Many of these products are not available in N.A.(or at least not common) so few of us on this side of the ocean will be personally familiar with most of these products. IMO a higher amount of spirulina should generally be seen as something preferable; not something to try and avoid. It could be seen as a sign of quality....as a posed to many other ingredinets that are put in fish food. Having an actual % breakdown of its ingredients and looking at it, I would think that JBL is at least decent feed, if not exceptional.


----------



## BC in SK (Aug 11, 2012)

This link has a % breakdown for JBL Malawi Novo http://www.zooplus.co.uk/shop/fish/food/fish_flakes/jbl/134552. It's similar to JBL spirulina, though not identical.

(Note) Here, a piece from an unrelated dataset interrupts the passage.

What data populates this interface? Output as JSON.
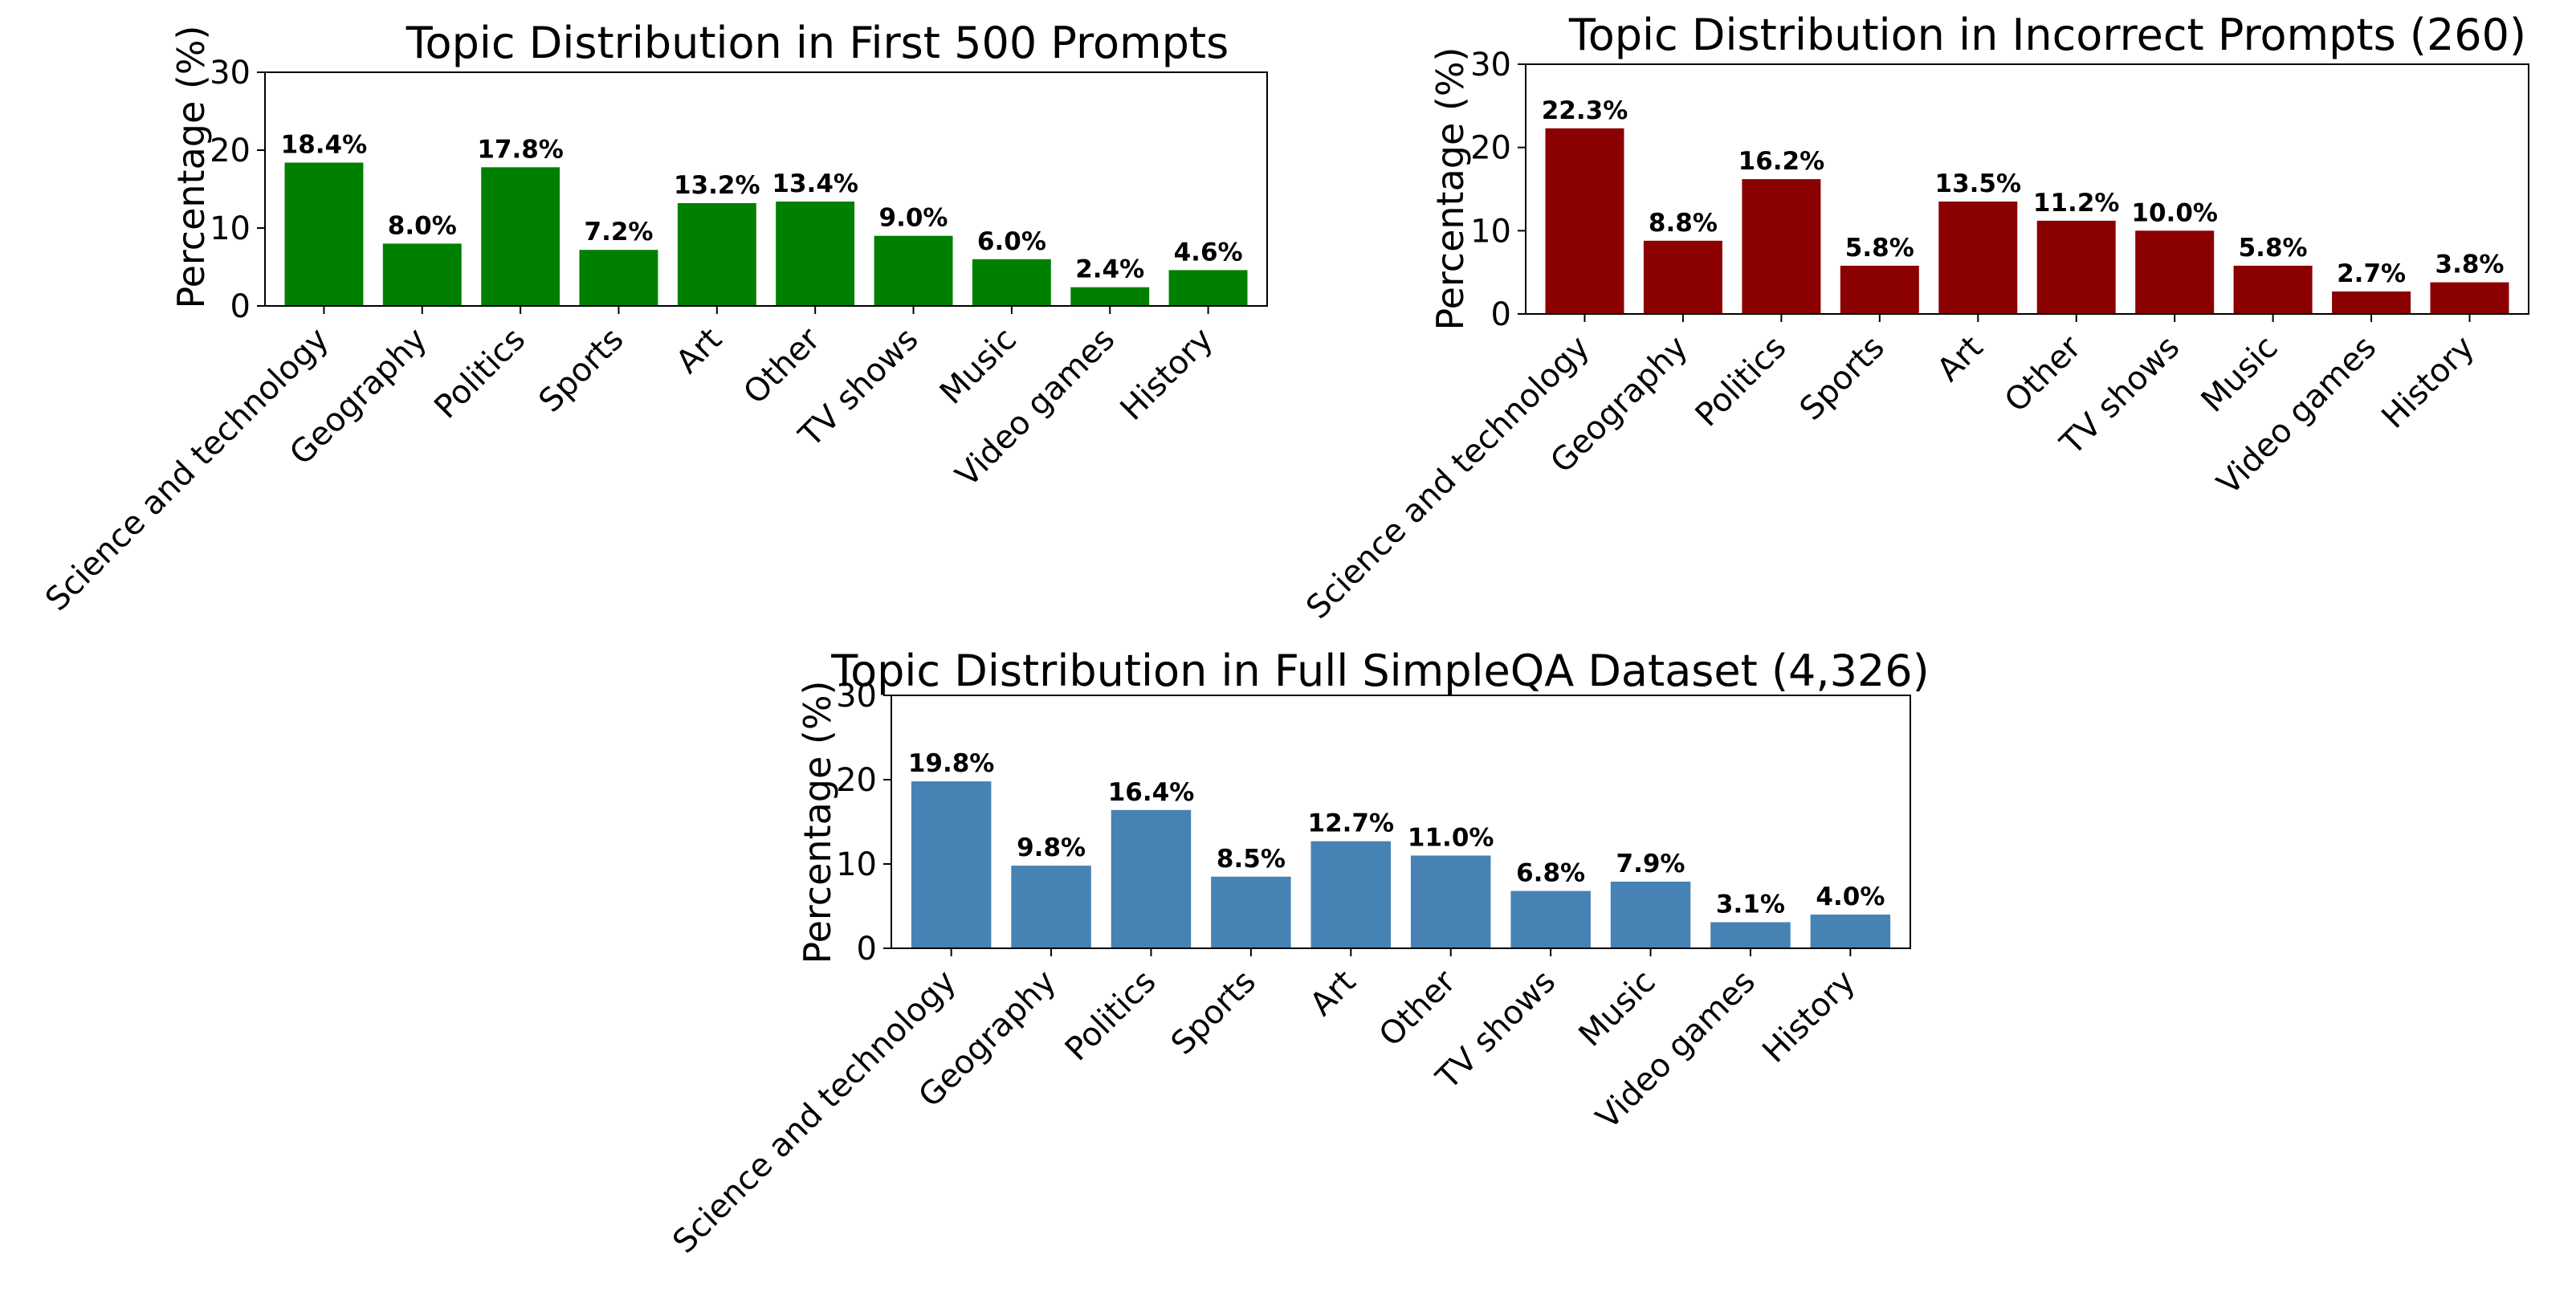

To list algae as the 1st ingredient, it must be in a wet state, as at 19% it's really not the 1st ingredient. Something to note with all fish foods is that ingredients are listed by weight. If it's in it's wet form, it may end up many times less once the product is subjected to high heat and dried into a pellet. If it doesn't say "meal" or is known to be dry such as grains, the order that ingredients are listed can be very deceiving.
Anyways, algae at 19%, and 38% of that being spirulina, makes the product 7% spirulina. Probably higher the many, if not most feeds out there. All pellets and flakes require grains as a binder. Generally, grains are thought to be poor nutrition for fish......so using less should make a better feed. My understanding is that 20% is about the minimum in order for a pellet or flake to hold together. Malawi Novo at 27% cereal does have significantly more then JBL spirulina at 20% cereal.....though I would suspect that this is at the very low end of the spectrum compared to many products out there, as grains are amongst the cheapest ingredients. Some fish feeds have numerous grains listed separately and may very well add up to over 50% of the product (Also by listing some ingredients by there wet weight and thereby pushing grains farther down the ingredient list!)


----------